His ability to stay composed under pressure was remarkable - even after being flagged for slow play late in the round, he didn’t flinch. Gotterup made sure his presence was felt after tying the course record on Friday, when he carded a bogey-free 61.
Meanwhile, McIlory, aiming to fine-tune his game for Royal Portrush this week, delivered a classy runner-up finish (Sunday 68), but ceded the title he held in 2023 to Gotterup.
Wind & Weekend Test
Conditions flipped pretty hard after Gotterup’s historic 61 on Friday. As expected for a true links setup, the course started to play tougher - the scoring average hovered just around even-par, reinforcing the tournament’s reputation: it rewards creativity and grit.
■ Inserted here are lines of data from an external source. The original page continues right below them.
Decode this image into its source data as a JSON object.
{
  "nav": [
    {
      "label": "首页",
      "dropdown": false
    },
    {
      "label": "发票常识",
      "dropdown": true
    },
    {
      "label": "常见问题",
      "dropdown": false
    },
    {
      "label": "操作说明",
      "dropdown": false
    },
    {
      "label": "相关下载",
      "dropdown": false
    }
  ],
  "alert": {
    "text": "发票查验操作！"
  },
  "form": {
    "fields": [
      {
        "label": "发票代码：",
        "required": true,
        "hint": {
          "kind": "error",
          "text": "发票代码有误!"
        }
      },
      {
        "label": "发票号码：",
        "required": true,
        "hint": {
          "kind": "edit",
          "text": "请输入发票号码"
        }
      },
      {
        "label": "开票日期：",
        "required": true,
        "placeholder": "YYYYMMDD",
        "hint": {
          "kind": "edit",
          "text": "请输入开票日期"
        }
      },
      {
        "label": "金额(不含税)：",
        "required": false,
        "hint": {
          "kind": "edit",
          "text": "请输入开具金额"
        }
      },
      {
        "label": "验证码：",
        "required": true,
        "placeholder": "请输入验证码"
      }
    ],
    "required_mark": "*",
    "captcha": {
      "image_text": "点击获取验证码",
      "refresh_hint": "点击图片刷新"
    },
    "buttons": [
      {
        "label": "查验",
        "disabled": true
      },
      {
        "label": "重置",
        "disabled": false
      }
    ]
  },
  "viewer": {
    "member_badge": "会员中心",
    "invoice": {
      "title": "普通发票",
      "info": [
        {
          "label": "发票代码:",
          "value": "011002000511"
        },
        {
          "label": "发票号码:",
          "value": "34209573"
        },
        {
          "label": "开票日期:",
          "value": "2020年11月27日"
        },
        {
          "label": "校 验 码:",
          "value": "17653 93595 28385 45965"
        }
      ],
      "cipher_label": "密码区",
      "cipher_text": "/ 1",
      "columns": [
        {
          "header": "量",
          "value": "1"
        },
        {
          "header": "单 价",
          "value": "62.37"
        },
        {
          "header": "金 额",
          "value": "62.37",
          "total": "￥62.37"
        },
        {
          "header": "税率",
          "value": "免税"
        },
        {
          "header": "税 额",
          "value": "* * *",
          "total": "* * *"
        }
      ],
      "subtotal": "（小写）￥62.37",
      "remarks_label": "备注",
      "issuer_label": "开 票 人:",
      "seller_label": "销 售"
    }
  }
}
What the Field Looked Like
Marco Penge shot 66 on Sunday to tie Rory for 2nd at a final score of 13-under
Nicolai Hojgaard and Matt Fitzpatrick had strong finishes and tied at 4th
Justin Rose fired a Sunday 63 to finish solo 6th, and world number eight Sepp Straka was in contention over the weekend finishing 7th
Scottie Scheffler had a rough week putting yet still came in at T8, finishing alongside Xander Schauffele and Ludvig Aberg
The cutline was 1-under and some notable names to miss the weekend include Sungjae Im, JJ Spaun, and Collin Morikawa
What It All Means
Gotterup’s rise is not luck. The former Haskins Award winner (given to the best player in collegiate golf) blistered a second-round 61 to match the course record, then closed with cool, resilient golf when it counted most. He’s now a two-time PGA Tour winner and playing at the Open Championship this week.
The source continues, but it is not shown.